Замечаю, что к свите Дезире только что примкнул Марсель Дежарден, и чувствую тупой укол в сердце. Неужто ревность? Но ревновать можно лишь того, кого по-настоящему любишь. Значит, просто зависть. Нещадно давлю это чувство, как пиявку, присосавшуюся к ноге. Мне ли, выросшей в холе, с момента рождения завернутой в шелка, завидовать Дезире? Пусть и она порадуется, наконец. Это ее дебют. Мой-то уже состоялся.

— А каких авторов вы любите, мадемуазель Фариваль? — задает вопрос мистер Эверетт.

Разве он еще здесь? Другие ушли.

— Что, простите? — Я сбита с толку. Он перешел на французский, а мне требуется время, чтобы привыкнуть к его акценту.

— Мистер Адлер задался целью выявить пробелы в вашем образовании, но тем самым продемонстрировал скорее свои дурные манеры, чем вашу неосведомленность. Если бы вы говорили о литературе французской, уверен, он остался бы в дураках. Так вы ответите на мой вопрос?

— С удовольствием.

Я люблю романы Виктора Гюго. Об инквизиторе, которому мерещилось, будто по его молитвеннику пляшут босые ножки цыганки. И о том, как девочка повстречала ангела-хранителя в лесу и он купил ей куклу. А больше всего — об изуродованном юноше, чья судьба была смеяться сквозь слезы. (Лицо моей няньки Розы. Как перечитываю эту книгу, всякий раз ее вспоминаю.)
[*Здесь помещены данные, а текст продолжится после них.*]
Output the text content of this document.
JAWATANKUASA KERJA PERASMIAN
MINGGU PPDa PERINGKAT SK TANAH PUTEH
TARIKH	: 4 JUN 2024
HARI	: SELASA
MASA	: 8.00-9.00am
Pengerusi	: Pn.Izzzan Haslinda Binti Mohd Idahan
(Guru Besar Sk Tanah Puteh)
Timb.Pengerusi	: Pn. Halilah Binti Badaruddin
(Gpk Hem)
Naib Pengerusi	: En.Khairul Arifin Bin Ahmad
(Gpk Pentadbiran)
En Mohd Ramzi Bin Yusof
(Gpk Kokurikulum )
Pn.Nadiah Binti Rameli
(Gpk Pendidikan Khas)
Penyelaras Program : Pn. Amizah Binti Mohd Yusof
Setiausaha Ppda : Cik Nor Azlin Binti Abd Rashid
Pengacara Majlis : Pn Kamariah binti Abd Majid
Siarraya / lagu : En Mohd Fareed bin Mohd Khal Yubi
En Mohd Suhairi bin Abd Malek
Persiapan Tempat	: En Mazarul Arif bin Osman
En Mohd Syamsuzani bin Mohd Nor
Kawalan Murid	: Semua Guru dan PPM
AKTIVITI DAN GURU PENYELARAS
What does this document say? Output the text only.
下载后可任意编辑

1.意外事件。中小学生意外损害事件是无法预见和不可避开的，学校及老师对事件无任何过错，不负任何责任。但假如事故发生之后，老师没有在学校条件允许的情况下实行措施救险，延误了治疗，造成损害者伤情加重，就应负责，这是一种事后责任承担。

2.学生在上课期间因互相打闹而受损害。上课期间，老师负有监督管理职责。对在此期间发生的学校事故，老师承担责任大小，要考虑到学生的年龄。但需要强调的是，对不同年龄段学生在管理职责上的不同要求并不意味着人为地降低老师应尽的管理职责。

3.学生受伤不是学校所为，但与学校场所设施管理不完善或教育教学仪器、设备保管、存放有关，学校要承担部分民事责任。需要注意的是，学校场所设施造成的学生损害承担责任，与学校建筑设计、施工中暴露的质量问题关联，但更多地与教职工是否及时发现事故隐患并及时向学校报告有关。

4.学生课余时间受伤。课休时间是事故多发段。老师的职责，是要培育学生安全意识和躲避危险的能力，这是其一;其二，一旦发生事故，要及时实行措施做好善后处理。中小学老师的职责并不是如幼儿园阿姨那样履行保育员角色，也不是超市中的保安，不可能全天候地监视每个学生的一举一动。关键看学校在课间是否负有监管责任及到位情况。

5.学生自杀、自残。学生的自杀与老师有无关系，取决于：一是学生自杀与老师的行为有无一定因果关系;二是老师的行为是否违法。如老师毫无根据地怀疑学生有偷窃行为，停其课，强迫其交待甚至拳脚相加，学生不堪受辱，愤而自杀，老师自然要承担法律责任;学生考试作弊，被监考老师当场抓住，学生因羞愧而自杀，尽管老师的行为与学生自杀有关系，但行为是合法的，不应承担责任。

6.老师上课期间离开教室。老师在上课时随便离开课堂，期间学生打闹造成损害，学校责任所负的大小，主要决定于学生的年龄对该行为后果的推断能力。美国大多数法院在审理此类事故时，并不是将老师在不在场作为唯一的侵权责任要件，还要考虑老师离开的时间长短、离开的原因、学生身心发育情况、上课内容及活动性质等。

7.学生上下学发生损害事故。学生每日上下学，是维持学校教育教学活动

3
Еще я люблю Жорж Санд. Это, наверное, у нее англичанка собезьянничала идею назваться мужчиной, но свою догадку я держу при себе.

— Ну вот, опять я отвечаю слишком обстоятельно. Разговор со мной утомит вас, мсье Эверетт. С моей сестрой вам будет веселее.

Киваю в сторону Дезире. Мужчины вьются вокруг нее как мотыльки. Черно-белые мотыльки вокруг тропического цветка.

— Ревнуете?

— Нисколько. Моя жизнь была бы проще, если б я осталась незамужней тетушкой и пестовала орды племянников. Кажется, так принято в ваших краях.

— Вы слишком хороши, мадемуазель Фариваль, чтобы желать себе такой доли, — тактично замечает Джулиан.

— Вы так считаете? А моя бабушка говаривала, что уже в пять лет у меня были замашки старой девы.

Джулиан смеется, как будто слова бабушки о моем унылом виде — всего лишь острота, а не чистая правда. Поневоле заражаюсь его весельем. Кто бы мог подумать, что филантропы так смешливы! Разве им не подобает денно и нощно печаловаться о несовершенстве мира, этой юдоли скорбей?

— В вас есть какая-то загадка, мадемуазель, — говорит мистер Эверетт. — Нечто ускользающее, стоит только напрячь глаза.